Economics today is more interesting than ever before, because we now realise that the economy is neither an automatic mechanism which can safely be left to chug smoothly along its own optimal path, nor governed by blind and unpredictable forces over which we can have no control. Its proper behaviour can only be secured by deliberate manipulation, and developments in economic theory have indicated some of the basic techniques necessary for this purpose.

Of course, things took a rather different course later in the 70s… but we find ourselves asking the same questions again.

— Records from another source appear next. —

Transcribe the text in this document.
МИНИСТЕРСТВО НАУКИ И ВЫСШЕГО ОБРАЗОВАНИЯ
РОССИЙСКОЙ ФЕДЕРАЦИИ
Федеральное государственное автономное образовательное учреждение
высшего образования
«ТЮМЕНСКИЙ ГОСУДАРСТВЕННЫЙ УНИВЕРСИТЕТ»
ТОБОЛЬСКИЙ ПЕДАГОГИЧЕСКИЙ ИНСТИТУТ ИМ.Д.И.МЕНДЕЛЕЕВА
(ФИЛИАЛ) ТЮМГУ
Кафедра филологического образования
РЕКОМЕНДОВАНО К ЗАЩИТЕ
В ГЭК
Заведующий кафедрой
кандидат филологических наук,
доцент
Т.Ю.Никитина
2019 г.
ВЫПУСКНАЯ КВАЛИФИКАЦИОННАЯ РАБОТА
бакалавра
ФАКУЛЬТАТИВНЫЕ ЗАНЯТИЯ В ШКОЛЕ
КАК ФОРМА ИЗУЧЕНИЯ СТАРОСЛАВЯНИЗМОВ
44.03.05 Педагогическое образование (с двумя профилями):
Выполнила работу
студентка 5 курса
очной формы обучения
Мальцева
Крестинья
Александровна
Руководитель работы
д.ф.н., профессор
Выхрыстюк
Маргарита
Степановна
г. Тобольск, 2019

What level of control do we have? What levers do we have? Can we make new levers regionally, locally? How? What role can and do data and evidence play in all this? Questions of some practical importance as well as theoretical intrigue, but in the meantime, there’s some actual nuts and bolts spatial economic data analysis to be done – hopefully I can write about that in more detail soon.

And more ramblings to come about the questions. This post looks at some of those ideas that Donaldson thought had died, resurfacing in the 70s and still swirling about in odd places, if of interest – note how it connects to evidence-based decision making (all the stuff about ‘planners promising utopias’).

Oh and p.s. – check out Alfred Marshall’s excellent list of questions for economics from 1895; how many of those have been resolved versus just gone out of fashion?